Retailers Don't Like Paying the Fees for Your Apple Card This holiday season will be the first for the Apple Card, the highest-profile new credit card in years. And every time a customer waves an iPhone at the register to use the new card, a retailer may feel an extra pinch on its profits. #AppleCard

That’s because the card, marketed by Apple and backed by Goldman Sachs Group Inc., is designated “elite,” which allows it to levy significantly higher interchange fees on each swipe or tap. Those fees aren't paid by the consumer but by the merchant as part of the cost of accepting credit cards. A grocer can lose more than half its profit on a sale when someone pays with an Apple Card, or one of its elite competitors, rather than a normal card. Elite cards impose higher transaction fees to support generous reward programs for their customers.

Card networks tell merchants the higher costs are justified because premium cardholders also have more buying power—so they’ll spend more. According to payment processor Auric, since January 2018 the average purchase made with premium-branded Visa cards was $50 higher than those made with regular Visa credit cards. But the cards have long irked retailers. They have no choice but to pay the higher fees for elite plastic if they want to accept any of a network’s credit cards. Visa Inc., for example, has regular Visa credit cards, higher-end Visa Signature branded cards, and top-level Visa Infinite cards, which charge stores the highest fees. A store can’t turn down, say, Infinite cards and still take the others. Mastercard Inc., the Apple Card’s network, has a similar arrangement.

New frustration is bubbling up. The supermarket company Kroger Co. last year banned Visa credit cards in certain stores in part because of high fees on premium cards. The stores eventually resumed taking all Visa plastic this year after months of negotiations with the network.

Merchants in the U.S. saw the costs tied to accepting electronic payments balloon to a record $108 billion in 2018, according to the Nilson Report. Some of the increase can be attributed to the rise in the overall use of cards, but many stores also blame the profusion of high-end rewards cards. According to a report from the Consumer Financial Protection Bureau, the share of credit card purchases made with any kind of rewards card rose steadily from 2015 to 2018, and is above 80%. (Some basic rewards cards don’t carry the extra transaction fees.)

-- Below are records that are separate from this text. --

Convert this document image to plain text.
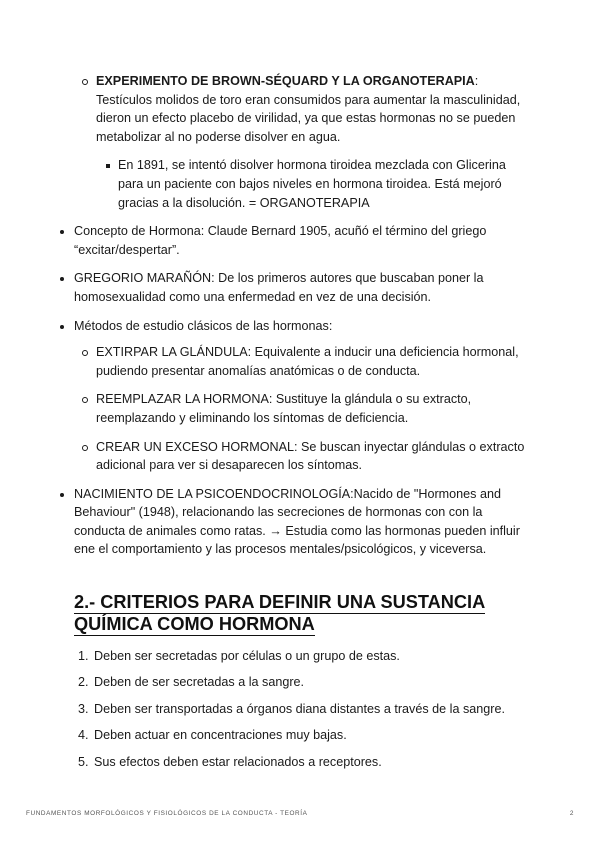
EXPERIMENTO DE BROWN-SÉQUARD Y LA ORGANOTERAPIA: Testículos molidos de toro eran consumidos para aumentar la masculinidad, dieron un efecto placebo de virilidad, ya que estas hormonas no se pueden metabolizar al no poderse disolver en agua.
En 1891, se intentó disolver hormona tiroidea mezclada con Glicerina para un paciente con bajos niveles en hormona tiroidea. Está mejoró gracias a la disolución. = ORGANOTERAPIA
Concepto de Hormona: Claude Bernard 1905, acuñó el término del griego “excitar/despertar”.
GREGORIO MARAÑÓN: De los primeros autores que buscaban poner la homosexualidad como una enfermedad en vez de una decisión.
Métodos de estudio clásicos de las hormonas:
EXTIRPAR LA GLÁNDULA: Equivalente a inducir una deficiencia hormonal, pudiendo presentar anomalías anatómicas o de conducta.
REEMPLAZAR LA HORMONA: Sustituye la glándula o su extracto, reemplazando y eliminando los síntomas de deficiencia.
CREAR UN EXCESO HORMONAL: Se buscan inyectar glándulas o extracto adicional para ver si desaparecen los síntomas.
NACIMIENTO DE LA PSICOENDOCRINOLOGÍA:Nacido de "Hormones and Behaviour" (1948), relacionando las secreciones de hormonas con con la conducta de animales como ratas. → Estudia como las hormonas pueden influir ene el comportamiento y las procesos mentales/psicológicos, y viceversa.
2.- CRITERIOS PARA DEFINIR UNA SUSTANCIA
QUÍMICA COMO HORMONA
1. Deben ser secretadas por células o un grupo de estas.
2. Deben de ser secretadas a la sangre.
3. Deben ser transportadas a órganos diana distantes a través de la sangre.
4. Deben actuar en concentraciones muy bajas.
5. Sus efectos deben estar relacionados a receptores.
FUNDAMENTOS MORFOLÓGICOS Y FISIOLÓGICOS DE LA CONDUCTA - TEORÍA	2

Banks have introduced more than 40 cards that are part of Visa’s Signature or Mastercard’s World programs, the entry-level premium tier on those networks. Signature and World cards typically come with higher credit limits than entry-level cards, and they may go beyond offering cash-back and airline-miles rewards to include perks such as access to airport lounges. “It’s a way for cards to have bragging rights beyond points,” says Sara Rathner, a credit card expert at the personal finance website NerdWallet.

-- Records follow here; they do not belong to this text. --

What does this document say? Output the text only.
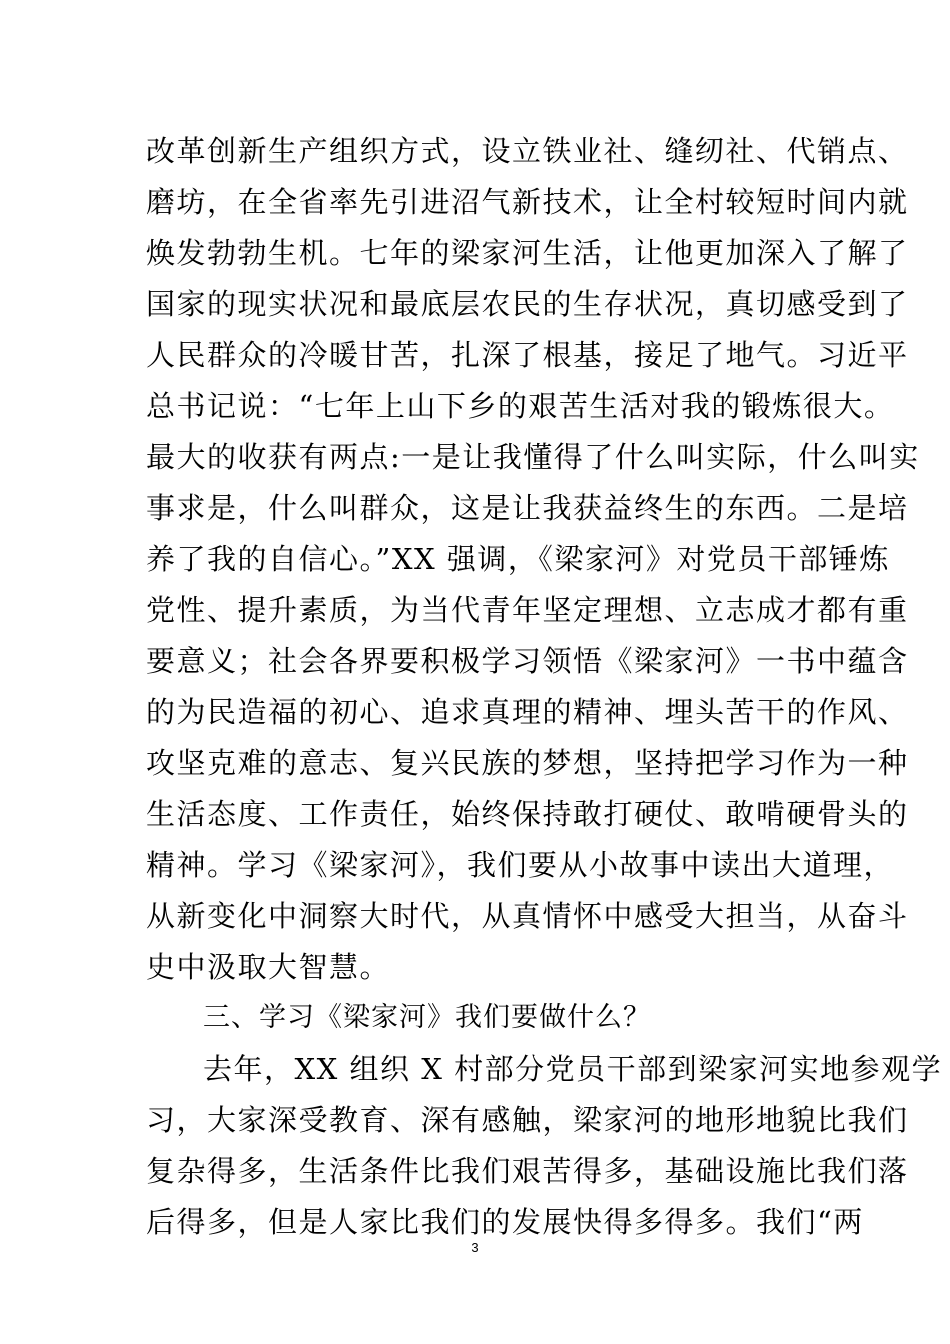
改革创新生产组织方式，设立铁业社、缝纫社、代销点、
磨坊，在全省率先引进沼气新技术，让全村较短时间内就
焕发勃勃生机。七年的梁家河生活，让他更加深入了解了
国家的现实状况和最底层农民的生存状况，真切感受到了
人民群众的冷暖甘苦，扎深了根基，接足了地气。习近平
总书记说：“七年上山下乡的艰苦生活对我的锻炼很大。
最大的收获有两点:一是让我懂得了什么叫实际，什么叫实
事求是，什么叫群众，这是让我获益终生的东西。二是培
养了我的自信心。”XX 强调，《梁家河》对党员干部锤炼
党性、提升素质，为当代青年坚定理想、立志成才都有重
要意义；社会各界要积极学习领悟《梁家河》一书中蕴含
的为民造福的初心、追求真理的精神、埋头苦干的作风、
攻坚克难的意志、复兴民族的梦想，坚持把学习作为一种
生活态度、工作责任，始终保持敢打硬仗、敢啃硬骨头的
精神。学习《梁家河》，我们要从小故事中读出大道理，
从新变化中洞察大时代，从真情怀中感受大担当，从奋斗
史中汲取大智慧。
三、学习《梁家河》我们要做什么？
去年，XX 组织 X 村部分党员干部到梁家河实地参观学
习，大家深受教育、深有感触，梁家河的地形地貌比我们
复杂得多，生活条件比我们艰苦得多，基础设施比我们落
后得多，但是人家比我们的发展快得多得多。我们“两
3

For banks, the calculation is easy. The extra rewards can help them sign up cardholders, and they get higher fees from stores for every swipe. Take a $100 purchase at a supermarket, where profit margins are already thin. If a customer uses a traditional Visa card, the merchant would owe the issuing bank $1.27 in swipe fees. If the cardholder carries plastic branded with Visa Signature, the fee would rise to $1.75. That fee is then divvied up among the network, the payment processor, and the issuing bank. “It’s almost like an arms race of who can offer the most rewards,” says Chris Ligan, vice president for acquisitions at Auric, which has seen use of premium cards climb 7% this year. “The person stuck with the bill is the merchant.”